Publication | Closed Access
Speaking Clearly for Children With Learning Disabilities
352
Citations
41
References
2003
Year
The study compared speech‑in‑noise perception in children with and without learning disabilities and examined whether naturally produced clear speech improves intelligibility, also identifying acoustic‑phonetic features that promote understanding. Sixty‑three LD children and thirty‑six controls listened to simple English sentences in noise, with speaking style (conversational vs clear) and signal‑to‑noise ratio (–4 dB vs –8 dB) varied within participants and talker gender (male vs female) varied between participants. Children with learning disabilities performed worse overall and were more affected by lower signal‑to‑noise ratios, but both groups benefited substantially from clear speech—especially from a female talker—without training, and for many LD children clear speech raised performance to the control level.

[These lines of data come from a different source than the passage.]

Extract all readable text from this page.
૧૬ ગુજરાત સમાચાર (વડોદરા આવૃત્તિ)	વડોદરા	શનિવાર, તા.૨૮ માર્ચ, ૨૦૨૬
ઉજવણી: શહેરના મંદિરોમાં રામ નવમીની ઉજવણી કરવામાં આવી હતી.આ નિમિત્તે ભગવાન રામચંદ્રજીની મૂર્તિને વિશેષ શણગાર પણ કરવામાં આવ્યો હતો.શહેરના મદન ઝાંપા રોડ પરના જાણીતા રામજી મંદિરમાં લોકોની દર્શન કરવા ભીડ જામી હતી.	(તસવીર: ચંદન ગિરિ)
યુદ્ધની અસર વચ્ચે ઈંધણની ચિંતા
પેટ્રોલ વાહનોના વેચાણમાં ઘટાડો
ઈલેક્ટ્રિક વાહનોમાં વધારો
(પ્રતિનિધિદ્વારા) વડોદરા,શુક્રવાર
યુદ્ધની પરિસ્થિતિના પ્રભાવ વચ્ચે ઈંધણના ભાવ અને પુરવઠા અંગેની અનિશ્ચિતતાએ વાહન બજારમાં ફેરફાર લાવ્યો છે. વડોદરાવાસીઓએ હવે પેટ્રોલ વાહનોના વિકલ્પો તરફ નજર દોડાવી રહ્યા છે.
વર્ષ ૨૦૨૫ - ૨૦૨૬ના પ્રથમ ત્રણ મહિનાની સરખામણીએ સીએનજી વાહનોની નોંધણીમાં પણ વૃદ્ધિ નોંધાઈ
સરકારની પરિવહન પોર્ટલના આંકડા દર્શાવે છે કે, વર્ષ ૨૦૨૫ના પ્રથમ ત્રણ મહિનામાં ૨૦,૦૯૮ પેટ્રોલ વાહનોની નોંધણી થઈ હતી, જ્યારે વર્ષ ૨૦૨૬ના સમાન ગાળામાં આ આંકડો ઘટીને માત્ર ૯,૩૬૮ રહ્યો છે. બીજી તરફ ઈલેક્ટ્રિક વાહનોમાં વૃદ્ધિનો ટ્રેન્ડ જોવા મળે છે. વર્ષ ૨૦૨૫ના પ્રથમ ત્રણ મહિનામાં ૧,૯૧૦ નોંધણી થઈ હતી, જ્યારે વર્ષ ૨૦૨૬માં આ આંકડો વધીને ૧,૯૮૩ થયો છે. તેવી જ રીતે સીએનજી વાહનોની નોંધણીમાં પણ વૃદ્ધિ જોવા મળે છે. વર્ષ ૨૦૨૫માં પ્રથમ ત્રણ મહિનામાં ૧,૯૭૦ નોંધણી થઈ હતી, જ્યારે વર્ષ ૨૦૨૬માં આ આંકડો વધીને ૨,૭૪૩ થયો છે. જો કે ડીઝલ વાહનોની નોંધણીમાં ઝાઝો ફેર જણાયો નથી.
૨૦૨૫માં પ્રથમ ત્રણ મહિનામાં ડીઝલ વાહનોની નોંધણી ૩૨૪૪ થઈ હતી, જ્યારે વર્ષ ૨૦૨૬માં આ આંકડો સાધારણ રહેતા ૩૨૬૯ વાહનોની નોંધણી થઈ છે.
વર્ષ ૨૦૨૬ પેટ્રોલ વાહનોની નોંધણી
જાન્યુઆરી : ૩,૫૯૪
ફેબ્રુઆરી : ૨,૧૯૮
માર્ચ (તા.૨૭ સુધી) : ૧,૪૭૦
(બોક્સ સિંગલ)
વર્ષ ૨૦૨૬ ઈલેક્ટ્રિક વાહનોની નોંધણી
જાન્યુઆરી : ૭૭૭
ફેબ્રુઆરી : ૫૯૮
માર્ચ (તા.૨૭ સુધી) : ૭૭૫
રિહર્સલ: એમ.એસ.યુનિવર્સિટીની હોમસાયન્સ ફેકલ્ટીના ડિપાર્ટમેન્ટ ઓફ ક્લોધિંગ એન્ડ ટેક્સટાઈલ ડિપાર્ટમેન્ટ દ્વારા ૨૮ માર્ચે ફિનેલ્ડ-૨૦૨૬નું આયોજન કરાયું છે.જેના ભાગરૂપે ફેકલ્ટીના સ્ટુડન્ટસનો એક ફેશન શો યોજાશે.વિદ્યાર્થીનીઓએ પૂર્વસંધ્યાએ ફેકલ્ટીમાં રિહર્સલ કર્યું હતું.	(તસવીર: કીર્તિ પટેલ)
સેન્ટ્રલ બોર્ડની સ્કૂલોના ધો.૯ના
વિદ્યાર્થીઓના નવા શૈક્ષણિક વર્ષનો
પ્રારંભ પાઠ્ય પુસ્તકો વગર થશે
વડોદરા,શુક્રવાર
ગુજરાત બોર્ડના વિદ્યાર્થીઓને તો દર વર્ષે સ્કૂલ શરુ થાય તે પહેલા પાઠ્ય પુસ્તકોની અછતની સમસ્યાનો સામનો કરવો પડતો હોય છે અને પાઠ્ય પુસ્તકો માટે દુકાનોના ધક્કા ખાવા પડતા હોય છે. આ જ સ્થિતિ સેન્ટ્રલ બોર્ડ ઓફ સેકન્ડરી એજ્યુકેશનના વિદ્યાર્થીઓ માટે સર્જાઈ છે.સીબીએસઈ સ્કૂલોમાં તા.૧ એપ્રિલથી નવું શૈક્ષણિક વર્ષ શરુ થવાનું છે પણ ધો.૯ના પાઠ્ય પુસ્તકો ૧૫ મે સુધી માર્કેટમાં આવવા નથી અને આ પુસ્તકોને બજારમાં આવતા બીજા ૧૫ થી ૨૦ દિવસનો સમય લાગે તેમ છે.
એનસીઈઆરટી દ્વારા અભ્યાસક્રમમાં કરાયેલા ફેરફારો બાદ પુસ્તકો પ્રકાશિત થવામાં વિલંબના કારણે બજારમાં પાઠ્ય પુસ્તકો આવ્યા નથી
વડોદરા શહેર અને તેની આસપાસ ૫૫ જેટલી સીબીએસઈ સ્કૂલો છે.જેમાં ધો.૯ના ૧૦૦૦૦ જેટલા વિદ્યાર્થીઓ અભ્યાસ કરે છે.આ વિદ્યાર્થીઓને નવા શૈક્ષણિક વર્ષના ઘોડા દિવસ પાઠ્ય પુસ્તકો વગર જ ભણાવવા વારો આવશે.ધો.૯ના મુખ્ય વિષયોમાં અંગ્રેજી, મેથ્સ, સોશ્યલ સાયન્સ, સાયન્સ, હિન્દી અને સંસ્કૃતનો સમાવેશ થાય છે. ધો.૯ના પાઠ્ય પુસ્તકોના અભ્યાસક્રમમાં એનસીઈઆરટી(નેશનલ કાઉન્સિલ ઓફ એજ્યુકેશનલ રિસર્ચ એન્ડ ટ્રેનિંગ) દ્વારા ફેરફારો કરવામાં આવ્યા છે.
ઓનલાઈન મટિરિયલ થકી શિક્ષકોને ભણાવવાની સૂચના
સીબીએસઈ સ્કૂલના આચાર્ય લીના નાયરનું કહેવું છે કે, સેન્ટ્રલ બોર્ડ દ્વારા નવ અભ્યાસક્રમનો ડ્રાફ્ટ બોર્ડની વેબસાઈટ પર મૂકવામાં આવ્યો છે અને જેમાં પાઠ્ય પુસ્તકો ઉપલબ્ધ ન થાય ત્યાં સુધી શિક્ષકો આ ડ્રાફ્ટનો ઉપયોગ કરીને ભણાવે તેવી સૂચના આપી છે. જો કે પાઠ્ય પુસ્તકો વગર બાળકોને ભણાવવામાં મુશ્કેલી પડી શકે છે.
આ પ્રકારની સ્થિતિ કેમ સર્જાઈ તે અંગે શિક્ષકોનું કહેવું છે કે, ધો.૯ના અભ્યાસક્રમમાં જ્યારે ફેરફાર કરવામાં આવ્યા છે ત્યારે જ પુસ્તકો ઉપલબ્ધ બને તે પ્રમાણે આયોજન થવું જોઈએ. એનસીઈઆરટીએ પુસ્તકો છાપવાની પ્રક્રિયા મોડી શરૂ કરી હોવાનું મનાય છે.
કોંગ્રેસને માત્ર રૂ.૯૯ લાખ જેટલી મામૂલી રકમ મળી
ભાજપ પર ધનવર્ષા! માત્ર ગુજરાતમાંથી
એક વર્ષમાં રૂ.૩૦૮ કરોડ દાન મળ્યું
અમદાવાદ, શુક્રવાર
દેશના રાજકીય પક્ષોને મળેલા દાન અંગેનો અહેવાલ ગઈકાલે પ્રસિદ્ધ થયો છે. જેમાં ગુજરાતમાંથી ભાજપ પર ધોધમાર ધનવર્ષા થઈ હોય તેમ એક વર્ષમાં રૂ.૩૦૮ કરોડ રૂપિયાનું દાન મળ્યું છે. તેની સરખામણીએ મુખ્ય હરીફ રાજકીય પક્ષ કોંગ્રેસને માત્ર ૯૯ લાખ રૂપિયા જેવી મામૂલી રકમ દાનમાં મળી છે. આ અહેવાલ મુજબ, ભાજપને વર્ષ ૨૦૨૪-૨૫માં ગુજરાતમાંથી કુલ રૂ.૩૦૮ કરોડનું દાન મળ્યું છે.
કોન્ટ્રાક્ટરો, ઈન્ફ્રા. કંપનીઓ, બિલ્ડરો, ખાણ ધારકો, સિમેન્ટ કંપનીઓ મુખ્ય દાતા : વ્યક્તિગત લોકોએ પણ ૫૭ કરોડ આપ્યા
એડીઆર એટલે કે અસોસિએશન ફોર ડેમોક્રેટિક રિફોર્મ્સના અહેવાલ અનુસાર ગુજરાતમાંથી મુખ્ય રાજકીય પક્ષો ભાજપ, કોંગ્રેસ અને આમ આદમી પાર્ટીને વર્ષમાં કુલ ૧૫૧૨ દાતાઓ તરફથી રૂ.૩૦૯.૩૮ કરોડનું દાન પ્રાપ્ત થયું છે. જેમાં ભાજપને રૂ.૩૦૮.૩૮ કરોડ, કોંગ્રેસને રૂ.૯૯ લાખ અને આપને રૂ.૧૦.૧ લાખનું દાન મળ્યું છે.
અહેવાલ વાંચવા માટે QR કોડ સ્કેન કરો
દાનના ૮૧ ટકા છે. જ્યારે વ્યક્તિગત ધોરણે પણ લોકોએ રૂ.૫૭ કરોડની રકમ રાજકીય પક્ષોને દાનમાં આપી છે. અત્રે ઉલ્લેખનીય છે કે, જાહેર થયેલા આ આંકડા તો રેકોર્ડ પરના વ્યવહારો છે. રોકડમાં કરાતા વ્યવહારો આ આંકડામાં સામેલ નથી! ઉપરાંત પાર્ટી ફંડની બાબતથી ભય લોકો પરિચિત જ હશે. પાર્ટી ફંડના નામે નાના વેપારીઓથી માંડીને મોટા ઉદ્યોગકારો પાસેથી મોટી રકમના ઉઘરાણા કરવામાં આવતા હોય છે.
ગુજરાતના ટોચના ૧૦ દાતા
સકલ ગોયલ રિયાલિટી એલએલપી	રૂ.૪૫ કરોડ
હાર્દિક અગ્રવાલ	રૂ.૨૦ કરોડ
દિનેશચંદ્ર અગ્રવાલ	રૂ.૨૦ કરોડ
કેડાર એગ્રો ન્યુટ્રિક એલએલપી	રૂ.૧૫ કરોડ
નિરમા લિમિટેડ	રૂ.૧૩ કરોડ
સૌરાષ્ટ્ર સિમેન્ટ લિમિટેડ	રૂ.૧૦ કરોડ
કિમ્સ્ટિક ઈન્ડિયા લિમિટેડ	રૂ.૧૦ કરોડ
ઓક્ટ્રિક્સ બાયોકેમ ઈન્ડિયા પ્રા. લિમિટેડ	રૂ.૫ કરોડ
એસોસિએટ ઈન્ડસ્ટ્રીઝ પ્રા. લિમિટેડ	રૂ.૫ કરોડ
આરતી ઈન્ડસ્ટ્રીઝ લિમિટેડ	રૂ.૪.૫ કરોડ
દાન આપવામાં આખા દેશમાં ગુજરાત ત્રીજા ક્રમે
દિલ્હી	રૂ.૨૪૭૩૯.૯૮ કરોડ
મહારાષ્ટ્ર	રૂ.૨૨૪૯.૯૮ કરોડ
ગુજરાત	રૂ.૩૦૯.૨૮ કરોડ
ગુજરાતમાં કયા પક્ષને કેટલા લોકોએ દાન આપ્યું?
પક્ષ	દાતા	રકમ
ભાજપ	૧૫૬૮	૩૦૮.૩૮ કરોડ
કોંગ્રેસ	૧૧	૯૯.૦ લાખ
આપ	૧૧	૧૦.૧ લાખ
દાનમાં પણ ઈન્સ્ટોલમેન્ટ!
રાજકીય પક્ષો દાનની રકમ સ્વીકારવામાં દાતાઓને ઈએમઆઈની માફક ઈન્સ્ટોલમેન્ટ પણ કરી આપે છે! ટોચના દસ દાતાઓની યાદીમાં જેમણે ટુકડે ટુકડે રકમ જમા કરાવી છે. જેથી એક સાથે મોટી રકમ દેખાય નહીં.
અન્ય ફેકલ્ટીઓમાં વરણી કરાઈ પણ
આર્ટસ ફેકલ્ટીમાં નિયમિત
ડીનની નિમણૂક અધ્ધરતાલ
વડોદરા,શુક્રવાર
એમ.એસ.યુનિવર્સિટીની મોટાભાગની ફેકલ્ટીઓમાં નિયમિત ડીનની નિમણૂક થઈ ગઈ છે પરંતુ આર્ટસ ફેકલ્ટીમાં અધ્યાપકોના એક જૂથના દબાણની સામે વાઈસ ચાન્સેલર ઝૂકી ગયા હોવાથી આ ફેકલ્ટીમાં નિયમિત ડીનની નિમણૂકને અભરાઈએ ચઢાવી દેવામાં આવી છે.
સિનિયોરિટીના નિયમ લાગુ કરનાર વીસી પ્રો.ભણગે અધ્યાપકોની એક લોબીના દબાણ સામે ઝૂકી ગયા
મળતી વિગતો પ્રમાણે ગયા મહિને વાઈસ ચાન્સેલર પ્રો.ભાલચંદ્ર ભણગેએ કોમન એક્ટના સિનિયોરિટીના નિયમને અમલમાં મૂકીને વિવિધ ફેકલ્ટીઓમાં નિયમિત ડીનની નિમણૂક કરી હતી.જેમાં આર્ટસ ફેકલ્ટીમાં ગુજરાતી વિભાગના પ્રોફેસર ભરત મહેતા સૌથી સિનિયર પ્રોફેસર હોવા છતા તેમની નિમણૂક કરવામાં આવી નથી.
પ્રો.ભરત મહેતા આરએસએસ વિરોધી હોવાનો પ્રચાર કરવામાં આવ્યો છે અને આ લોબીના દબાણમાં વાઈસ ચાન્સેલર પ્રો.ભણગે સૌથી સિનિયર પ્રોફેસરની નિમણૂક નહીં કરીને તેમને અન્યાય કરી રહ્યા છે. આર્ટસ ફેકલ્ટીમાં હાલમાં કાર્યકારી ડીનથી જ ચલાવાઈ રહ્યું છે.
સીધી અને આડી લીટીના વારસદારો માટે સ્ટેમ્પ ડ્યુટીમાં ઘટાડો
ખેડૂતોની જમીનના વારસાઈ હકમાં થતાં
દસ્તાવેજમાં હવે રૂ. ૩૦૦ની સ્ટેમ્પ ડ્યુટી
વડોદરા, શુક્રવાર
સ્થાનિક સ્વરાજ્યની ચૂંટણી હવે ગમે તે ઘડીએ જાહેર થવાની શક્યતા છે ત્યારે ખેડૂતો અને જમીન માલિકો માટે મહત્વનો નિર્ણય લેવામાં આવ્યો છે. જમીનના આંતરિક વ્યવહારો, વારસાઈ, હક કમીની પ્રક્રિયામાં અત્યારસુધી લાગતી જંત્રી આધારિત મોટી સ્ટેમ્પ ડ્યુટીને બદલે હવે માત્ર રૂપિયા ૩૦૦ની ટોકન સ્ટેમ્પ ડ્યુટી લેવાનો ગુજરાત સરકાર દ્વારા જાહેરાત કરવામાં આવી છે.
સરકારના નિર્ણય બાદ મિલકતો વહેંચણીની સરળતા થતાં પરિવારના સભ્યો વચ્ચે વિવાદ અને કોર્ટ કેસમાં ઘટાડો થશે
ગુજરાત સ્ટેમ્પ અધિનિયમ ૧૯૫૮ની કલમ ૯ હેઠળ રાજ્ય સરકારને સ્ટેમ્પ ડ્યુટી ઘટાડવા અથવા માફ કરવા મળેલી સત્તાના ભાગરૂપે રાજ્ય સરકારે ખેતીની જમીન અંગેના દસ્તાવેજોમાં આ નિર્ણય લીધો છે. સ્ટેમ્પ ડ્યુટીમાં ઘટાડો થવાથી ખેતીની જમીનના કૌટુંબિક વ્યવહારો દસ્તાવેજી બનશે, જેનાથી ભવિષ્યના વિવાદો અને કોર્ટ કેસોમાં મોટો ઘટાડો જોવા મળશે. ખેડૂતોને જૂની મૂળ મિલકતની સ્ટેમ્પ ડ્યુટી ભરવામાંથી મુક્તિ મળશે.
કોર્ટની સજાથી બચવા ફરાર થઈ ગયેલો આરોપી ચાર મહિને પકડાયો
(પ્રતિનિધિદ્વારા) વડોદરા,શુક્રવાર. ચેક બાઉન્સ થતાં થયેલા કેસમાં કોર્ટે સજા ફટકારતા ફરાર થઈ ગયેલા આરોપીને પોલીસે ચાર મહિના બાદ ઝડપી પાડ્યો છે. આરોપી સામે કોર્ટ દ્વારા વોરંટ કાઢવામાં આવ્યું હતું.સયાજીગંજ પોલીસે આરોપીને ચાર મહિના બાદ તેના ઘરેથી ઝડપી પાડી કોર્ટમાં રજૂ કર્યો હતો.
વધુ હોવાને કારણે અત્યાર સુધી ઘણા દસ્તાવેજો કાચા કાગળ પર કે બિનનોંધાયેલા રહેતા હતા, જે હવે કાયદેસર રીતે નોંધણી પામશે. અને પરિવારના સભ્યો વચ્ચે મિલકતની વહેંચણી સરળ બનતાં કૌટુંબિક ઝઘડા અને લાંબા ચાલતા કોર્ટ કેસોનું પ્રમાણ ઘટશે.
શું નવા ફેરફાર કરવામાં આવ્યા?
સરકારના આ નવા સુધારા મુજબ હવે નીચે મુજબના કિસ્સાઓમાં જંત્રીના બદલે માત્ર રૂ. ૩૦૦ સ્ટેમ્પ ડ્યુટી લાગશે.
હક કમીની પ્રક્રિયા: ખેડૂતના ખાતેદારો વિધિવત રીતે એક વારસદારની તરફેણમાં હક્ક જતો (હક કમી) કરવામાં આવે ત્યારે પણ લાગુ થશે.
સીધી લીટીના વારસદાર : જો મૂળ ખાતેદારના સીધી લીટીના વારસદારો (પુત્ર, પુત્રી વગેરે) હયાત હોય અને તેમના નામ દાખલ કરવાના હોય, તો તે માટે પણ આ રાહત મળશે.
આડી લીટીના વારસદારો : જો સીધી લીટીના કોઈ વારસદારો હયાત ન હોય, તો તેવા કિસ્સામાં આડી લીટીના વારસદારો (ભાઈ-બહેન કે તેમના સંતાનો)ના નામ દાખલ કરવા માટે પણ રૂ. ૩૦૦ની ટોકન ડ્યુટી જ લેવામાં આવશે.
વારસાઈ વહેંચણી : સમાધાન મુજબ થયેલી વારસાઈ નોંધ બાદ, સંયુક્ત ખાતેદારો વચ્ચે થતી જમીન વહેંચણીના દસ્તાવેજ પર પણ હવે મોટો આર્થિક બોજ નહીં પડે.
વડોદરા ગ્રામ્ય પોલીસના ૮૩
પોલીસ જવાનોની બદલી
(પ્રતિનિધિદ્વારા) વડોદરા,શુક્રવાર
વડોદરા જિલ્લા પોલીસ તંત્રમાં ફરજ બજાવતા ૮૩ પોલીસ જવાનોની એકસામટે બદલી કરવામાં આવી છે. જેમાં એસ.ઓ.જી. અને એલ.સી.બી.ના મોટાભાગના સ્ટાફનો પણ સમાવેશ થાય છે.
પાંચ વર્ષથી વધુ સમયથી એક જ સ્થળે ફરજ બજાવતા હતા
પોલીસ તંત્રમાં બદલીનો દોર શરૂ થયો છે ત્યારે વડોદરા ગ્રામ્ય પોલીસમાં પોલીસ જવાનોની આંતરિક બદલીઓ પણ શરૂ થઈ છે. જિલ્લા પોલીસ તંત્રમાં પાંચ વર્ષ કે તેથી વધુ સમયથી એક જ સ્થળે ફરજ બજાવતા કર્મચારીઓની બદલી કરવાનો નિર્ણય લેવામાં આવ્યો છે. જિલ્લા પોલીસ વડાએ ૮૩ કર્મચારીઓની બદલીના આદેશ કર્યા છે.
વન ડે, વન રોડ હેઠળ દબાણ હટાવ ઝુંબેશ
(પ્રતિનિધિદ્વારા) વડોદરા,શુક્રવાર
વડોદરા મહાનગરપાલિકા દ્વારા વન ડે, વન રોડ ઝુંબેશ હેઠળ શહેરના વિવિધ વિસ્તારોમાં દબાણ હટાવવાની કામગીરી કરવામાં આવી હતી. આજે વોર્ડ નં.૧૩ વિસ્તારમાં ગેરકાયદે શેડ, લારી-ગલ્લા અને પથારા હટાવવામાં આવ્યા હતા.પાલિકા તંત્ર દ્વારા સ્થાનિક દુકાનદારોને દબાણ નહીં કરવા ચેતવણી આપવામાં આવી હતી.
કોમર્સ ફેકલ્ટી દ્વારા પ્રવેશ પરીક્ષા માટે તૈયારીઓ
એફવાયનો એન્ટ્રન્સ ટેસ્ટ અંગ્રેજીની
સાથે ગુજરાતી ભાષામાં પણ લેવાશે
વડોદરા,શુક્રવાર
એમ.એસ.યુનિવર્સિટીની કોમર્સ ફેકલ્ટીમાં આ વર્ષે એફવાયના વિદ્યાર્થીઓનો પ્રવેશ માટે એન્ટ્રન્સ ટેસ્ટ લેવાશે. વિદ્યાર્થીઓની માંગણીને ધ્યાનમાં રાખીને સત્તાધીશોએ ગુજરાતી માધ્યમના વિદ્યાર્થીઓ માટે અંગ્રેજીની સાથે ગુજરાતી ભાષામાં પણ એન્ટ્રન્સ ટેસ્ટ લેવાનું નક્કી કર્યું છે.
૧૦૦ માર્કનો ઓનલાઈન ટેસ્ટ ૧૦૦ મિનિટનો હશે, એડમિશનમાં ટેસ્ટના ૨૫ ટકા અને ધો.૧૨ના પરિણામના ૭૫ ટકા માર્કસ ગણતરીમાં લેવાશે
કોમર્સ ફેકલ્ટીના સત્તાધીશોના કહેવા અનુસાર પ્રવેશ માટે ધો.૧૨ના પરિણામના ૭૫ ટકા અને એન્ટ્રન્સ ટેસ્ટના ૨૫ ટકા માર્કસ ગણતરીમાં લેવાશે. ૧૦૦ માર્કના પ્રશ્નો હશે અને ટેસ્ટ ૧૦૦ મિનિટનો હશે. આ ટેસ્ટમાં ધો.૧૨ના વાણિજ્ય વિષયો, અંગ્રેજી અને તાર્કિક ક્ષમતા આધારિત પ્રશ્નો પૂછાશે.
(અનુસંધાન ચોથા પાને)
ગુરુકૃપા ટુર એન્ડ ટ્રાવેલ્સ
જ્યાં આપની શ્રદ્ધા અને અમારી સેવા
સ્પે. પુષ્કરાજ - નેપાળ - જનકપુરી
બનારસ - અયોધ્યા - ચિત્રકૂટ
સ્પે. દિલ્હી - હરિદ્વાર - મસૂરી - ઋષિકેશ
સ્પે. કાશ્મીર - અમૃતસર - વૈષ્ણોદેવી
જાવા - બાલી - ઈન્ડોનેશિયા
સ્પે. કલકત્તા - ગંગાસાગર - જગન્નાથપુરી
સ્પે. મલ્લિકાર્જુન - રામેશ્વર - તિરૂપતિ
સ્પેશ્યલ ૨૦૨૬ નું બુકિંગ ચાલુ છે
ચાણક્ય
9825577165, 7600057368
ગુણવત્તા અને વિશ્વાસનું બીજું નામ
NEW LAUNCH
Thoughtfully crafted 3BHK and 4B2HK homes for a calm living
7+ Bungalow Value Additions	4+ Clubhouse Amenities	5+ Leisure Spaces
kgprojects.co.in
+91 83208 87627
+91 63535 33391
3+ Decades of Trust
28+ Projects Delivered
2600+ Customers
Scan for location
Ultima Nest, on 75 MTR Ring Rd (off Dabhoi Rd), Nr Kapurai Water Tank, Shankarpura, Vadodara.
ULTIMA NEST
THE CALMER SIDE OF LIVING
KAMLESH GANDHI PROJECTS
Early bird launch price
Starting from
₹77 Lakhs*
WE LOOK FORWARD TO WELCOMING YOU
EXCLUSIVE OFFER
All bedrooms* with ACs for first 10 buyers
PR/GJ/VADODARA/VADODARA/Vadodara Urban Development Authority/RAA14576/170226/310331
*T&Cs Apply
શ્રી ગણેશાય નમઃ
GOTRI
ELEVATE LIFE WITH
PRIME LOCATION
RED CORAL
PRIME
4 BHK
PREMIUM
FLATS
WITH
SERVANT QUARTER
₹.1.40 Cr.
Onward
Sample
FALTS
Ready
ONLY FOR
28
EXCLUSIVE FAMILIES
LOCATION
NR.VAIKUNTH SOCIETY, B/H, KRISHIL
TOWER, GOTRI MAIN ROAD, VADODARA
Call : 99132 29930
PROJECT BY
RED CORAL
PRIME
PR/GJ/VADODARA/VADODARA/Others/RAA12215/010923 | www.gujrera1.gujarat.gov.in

This study compared the speech-in-noise perception abilities of children with and without diagnosed learning disabilities (LDs) and investigated whether naturally produced clear speech yields perception benefits for these children. A group of children with LDs ( n =63) and a control group of children without LDs ( n =36) were presented with simple English sentences embedded in noise. Factors that varied within participants were speaking style (conversational vs. clear) and signal-to-noise ratio (–4 dB vs. –8 dB); talker (male vs. female) varied between participants. Results indicated that the group of children with LDs had poorer overall sentence-in-noise perception than the control group. Furthermore, both groups had poorer speech perception with decreasing signal-to-noise ratio; however, the children with LDs were more adversely affected by a decreasing signal-to-noise ratio than the control group. Both groups benefited substantially from naturally produced clear speech, and for both groups, the female talker evoked a larger clear speech benefit than the male talker. The clear speech benefit was consistent across groups; required no listener training; and, for a large proportion of the children with LDs, was sufficient to bring their performance within the range of the control group with conversational speech. Moreover, an acoustic comparison of conversational-to-clear speech modifications across the two talkers provided insight into the acoustic-phonetic features of naturally produced clear speech that are most important for promoting intelligibility for this population.